Feature: Tracking Calendars

[NOTE: Until now, all posts in this blog have concerned the use of analogies in psychotherapy. This entry is the first departure from that format. All entries on other topics, like this one, will be titled “Feature:_____________.” These entries will still be concerned with issues and strategies for clinicians. Your feedback about this change is encouraged.]

calendar for blog

For a number of years I have been using tracking calendars with some of my clients. In cases in which I think it would be helpful, I describe the process to them and encourage them to try it, and most agree. These are ordinary one-month calendar pages (included in some word-processing software and also available online) that I give to my clients, along with individualized instructions, usually written at the bottom of the calendar. In most cases I ask them to record their mood each day, using a number from 1 to 10, 10 being the best. In addition to this I ask them to record other aspects of their lives, using some letter or symbol we have agreed upon. These may include:

E – days when they have gotten some exercise
S – days when they have had some kind of social contact
A – alcohol use, along with a number for number of drinks
W – a work day on which they did go to work
WX – a scheduled work day when they didn’t go to work
B – a day when they bathed
GJ – completing a gratitude journal
G,FB, D – Gambling, Food Binge, Drugs – incidents of carrying out a compulsive activity
M – any meds taken as prescribed

I also normally ask them to write down a key word if anything particularly important occurs that day – good or bad – the key word being enough to remind them what happened so that they don’t forget to share that in their session.

Sometimes clients have a very hard time choosing one number for their mood on a given day. I tell them to do their best, perhaps looking at it as their average mood for the day – but in some cases have suggested they record one number for the earlier part of the day and another for later.

No client has to track all of these behaviors. It might help to keep the number of items they are tracking quite low, especially at first. Additional items to track might be unusual and/or unique to the client, such as hours on the computer (not at work), incidents of enuresis or encopresis, number of phone calls to a given individual, or number of times they checked to make sure a door was locked.

Research suggests that what we track, we improve. It may be an increase in a given behavior we are after, or it may be a decrease, but whatever we are trying to change, it is more likely to change in the desired direction, if it is tracked. So one of the purposes for this assignment is to facilitate the changes that the client desires.

Another purpose is to “connect the dots” between changes in mood and other factors, such as substance abuse, exercise, and social contact. By keeping the tracking calendar, the client may provide evidence for the theory that exercise and/or social contact improves their mood. In another case, they may see the pattern between drinking days and days immediately following, when their mood worsens.
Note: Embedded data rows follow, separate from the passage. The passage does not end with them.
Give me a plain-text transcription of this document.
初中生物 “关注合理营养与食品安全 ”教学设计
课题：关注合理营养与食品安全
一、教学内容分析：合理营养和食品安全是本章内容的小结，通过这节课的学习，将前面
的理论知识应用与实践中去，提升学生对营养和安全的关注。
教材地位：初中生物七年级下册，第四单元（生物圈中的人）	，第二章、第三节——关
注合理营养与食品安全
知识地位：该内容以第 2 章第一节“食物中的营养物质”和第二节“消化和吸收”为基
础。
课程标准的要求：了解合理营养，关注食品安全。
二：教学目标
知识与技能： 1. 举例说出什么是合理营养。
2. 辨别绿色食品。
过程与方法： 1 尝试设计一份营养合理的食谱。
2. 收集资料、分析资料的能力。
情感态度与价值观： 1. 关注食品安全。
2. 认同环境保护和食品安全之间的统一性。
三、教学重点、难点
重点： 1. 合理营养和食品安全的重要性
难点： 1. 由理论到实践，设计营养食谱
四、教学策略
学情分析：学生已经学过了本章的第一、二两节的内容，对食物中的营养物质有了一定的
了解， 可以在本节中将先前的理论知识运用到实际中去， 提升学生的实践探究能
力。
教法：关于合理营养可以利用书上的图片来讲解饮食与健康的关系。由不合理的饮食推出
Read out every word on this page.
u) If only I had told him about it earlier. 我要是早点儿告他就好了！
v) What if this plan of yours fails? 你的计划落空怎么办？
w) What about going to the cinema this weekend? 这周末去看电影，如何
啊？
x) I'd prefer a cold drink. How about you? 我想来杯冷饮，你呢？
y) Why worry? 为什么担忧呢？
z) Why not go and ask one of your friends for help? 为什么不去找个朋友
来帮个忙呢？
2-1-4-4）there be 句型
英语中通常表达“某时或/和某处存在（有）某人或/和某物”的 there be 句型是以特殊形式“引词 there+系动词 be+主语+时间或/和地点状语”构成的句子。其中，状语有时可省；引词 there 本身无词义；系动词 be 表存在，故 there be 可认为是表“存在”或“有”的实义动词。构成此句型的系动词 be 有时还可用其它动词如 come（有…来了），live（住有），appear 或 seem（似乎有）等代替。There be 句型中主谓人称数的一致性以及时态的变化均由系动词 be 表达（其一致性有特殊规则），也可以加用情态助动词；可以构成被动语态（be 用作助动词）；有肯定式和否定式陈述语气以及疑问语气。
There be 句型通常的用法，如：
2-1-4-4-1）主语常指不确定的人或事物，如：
Yet another purpose is diagnostic. The client may not be able to give the clinician a good picture of their functioning; they may not be able to guess how often they experience a sad mood, or how their personal hygiene routine has changed, or how often they get out socially. If they are willing and able to keep the calendar, that data becomes available. It may change in the process – the client may push themselves a little so that the calendar shows they are making progress – but that’s fine; if the calendar functions more as an impetus to change rather than as tool for assessing a baseline, there’s nothing wrong with that – baselines are useful, but unless we’re doing formal research, they may not be needed.

Some clients will lose their calendars and/or forget to keep them. I have certainly given up on some clients with regard to tracking calendars. But I am fairly tenacious about it and have tried some tactics which have been helpful. I have given the same client a new calendar every week for several weeks in a row, not criticizing, just handing them a new one with the remark that we’ll try again. I have encouraged some clients to keep them in their car so that they wouldn’t get it mixed up with other household items, and so that it would be with them when they came to their next session. In a couple of cases, I had the client fill it out in the first few minutes of their session, once I found out they’d forgotten it, going back over the week in their memory and doing their best to recall. This sends the message that I take this tool seriously and also that any passive-aggressive “forgetting” will not work; they’ll have to do it eventually. In one case the client started to remember to do it at home on her own after a few times of filling it out in the office.

Of course some clients are not entirely honest about the report. This may not really be much of a problem. Whether the client is recording accurately or manufacturing data, the tracking process keeps these various behaviors on their mind and may still lead to improvement, even if less than reported.

Perhaps a more vaguely-defined reason this technique often helps, is that it provides some very specific things for the client to do and sends a message that their issues are not stable aspects of their identity, but rather, aspects of their behavior that are in flux and can be observed. It separates the client from the symptom. It wraps a rational process around what they may see as their own irrationality, and may make it seem more manageable. It may give them hope.

Whatever the purpose, using tracking calendars with a wide variety of clients, to record a wide variety of symptoms and behaviors, has proven useful to me in providing good care.